13. Sistema de acuerdo con la reivindicación 7, caracterizado porque dicha unidad de filtración rotatoria (7) se divide en dos unidades de filtración rotatoria (7A, 7B) separadas idénticas, estando la primera (7A) de dichas unidades de filtración rotatoria (7A, 7B) separadas conectada con dicha unidad de filtración (5) y estando adaptada para realizar una primera filtración por rotación, en la que los bacteriófagos permanecen en solución en el material retenido, estando la segunda (7B) de dichas unidades de filtración rotatoria (7A, 7B) separadas conectada con dicha primera unidad de filtración rotatoria (7A) y estando adaptada para realizar una segunda filtración por rotación con contraflujo con respecto a dicha primera unidad de filtración rotatoria (7A) , en la que los bacteriófagos se someten a elución y la solución obtenida se somete a vórtice o rotación para obtener una distribución homogénea y purificada de bacteriófagos.
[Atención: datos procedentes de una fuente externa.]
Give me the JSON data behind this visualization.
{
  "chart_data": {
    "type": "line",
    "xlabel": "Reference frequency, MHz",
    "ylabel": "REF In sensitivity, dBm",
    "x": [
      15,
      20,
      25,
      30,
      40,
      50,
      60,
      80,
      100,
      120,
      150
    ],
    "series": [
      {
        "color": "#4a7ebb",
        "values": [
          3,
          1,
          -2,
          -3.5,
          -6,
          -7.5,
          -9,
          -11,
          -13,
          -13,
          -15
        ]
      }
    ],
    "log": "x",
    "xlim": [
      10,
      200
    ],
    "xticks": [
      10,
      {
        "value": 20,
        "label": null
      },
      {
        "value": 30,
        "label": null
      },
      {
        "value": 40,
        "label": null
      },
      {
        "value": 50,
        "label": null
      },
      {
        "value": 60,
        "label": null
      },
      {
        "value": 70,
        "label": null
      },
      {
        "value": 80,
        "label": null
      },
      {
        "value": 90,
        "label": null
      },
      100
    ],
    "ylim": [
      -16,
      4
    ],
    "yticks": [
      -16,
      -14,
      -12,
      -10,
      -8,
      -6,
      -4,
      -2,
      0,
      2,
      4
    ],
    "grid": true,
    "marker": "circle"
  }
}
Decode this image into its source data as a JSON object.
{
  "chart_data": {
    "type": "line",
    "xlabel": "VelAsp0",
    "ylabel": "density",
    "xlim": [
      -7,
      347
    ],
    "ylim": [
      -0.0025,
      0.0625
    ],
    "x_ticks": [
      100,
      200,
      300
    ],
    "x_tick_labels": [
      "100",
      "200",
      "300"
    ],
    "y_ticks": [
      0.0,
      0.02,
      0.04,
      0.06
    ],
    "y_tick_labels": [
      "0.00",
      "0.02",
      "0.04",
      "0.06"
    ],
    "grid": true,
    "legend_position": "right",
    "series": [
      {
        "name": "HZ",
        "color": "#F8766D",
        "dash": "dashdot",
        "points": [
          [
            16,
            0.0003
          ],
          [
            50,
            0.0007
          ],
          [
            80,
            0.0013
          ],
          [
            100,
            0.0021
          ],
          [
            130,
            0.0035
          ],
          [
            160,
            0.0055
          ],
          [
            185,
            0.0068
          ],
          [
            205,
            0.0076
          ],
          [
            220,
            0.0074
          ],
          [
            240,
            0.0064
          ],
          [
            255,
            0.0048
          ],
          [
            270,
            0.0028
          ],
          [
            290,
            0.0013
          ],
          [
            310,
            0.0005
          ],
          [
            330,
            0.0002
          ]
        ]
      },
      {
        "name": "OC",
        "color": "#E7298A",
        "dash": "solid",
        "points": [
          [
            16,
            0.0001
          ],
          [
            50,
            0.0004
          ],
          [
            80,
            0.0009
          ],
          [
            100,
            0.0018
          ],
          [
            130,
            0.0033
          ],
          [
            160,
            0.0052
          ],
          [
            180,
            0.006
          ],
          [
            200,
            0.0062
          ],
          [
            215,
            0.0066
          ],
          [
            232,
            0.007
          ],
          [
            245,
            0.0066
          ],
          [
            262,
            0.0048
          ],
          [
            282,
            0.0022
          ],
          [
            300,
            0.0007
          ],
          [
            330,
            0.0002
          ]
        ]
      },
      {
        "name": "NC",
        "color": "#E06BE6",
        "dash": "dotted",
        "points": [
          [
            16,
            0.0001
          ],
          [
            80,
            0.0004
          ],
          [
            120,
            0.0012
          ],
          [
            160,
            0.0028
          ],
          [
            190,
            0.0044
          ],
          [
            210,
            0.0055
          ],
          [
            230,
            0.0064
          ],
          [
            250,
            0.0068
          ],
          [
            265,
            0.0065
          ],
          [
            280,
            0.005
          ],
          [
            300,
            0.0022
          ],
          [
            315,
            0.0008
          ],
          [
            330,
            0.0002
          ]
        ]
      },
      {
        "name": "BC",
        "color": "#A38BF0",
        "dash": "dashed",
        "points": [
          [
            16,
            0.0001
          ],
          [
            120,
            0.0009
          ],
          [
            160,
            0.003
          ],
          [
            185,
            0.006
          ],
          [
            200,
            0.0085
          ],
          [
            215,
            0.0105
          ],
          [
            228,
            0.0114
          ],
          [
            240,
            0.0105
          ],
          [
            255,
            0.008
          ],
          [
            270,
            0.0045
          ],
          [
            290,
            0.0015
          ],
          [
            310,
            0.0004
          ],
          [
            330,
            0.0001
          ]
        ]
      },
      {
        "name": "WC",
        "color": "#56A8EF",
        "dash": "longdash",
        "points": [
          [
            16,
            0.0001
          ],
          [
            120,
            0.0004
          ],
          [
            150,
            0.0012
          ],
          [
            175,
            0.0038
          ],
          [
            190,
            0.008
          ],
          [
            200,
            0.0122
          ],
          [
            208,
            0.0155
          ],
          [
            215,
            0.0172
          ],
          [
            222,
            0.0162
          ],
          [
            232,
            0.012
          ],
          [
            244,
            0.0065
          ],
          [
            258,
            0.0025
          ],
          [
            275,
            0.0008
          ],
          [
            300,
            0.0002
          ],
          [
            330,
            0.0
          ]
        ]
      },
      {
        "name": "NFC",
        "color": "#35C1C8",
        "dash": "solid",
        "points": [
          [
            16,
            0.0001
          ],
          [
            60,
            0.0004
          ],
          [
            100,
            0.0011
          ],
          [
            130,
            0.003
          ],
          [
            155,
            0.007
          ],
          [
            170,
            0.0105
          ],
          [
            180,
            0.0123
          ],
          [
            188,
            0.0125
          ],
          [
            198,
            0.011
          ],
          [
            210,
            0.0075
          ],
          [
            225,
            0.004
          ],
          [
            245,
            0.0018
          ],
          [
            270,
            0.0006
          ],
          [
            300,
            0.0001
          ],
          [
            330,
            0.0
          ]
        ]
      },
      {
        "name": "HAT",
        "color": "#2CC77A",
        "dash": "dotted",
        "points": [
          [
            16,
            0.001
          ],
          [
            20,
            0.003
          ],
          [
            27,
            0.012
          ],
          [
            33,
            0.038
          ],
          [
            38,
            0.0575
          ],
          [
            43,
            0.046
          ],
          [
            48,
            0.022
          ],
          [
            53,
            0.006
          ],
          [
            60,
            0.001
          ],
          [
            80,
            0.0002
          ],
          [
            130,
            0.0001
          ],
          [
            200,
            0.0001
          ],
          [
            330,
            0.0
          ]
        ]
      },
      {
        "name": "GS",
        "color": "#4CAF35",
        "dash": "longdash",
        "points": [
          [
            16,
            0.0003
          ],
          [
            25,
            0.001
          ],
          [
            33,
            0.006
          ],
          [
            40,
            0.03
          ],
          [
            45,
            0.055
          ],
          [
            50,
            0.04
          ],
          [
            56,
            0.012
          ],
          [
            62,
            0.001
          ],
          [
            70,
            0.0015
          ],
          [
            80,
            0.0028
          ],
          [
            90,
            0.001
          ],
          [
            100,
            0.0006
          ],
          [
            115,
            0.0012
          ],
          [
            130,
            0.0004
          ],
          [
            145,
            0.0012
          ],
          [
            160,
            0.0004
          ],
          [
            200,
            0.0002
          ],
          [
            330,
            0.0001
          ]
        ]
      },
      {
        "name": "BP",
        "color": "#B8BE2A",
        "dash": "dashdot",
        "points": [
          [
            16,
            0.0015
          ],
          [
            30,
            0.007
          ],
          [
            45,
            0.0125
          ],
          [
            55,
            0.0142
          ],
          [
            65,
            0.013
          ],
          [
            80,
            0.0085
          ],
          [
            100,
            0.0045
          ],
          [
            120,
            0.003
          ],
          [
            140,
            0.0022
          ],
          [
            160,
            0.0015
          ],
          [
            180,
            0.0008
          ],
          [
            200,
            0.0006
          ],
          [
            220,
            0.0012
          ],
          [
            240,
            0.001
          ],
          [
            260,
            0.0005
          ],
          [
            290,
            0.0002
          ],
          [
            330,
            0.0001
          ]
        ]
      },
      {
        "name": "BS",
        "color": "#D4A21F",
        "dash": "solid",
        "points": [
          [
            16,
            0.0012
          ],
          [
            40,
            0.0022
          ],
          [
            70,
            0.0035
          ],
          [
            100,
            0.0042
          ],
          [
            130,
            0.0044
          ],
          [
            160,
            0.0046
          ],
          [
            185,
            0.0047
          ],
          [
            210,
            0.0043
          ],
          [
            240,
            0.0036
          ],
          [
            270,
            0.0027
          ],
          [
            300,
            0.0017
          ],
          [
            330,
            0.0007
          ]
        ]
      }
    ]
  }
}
14. Sistema de acuerdo con la reivindicación 7, caracterizado porque dicha unidad de filtración rotatoria (7) está adaptada para realizar por primera vez una primera filtración por rotación, en la que los bacteriófagos permanecen en solución en el material retenido, y posteriormente está adaptada para realizar por separado una segunda filtración por rotación con contraflujo con respecto a dicha primera filtración por rotación, en la que los bacteriófagos se someten a elución y la solución obtenida se somete a vórtice o rotación para obtener una distribución homogénea y purificada de bacteriófagos.

15. Sistema de acuerdo con la reivindicación 7, caracterizado porque dicha unidad de filtración rotatoria (7) está adaptada para desmontarse de uno de dichos sistemas y dicha unidad de filtración rotatoria (7) desmontada está adaptada para insertarse en otro de dichos sistemas.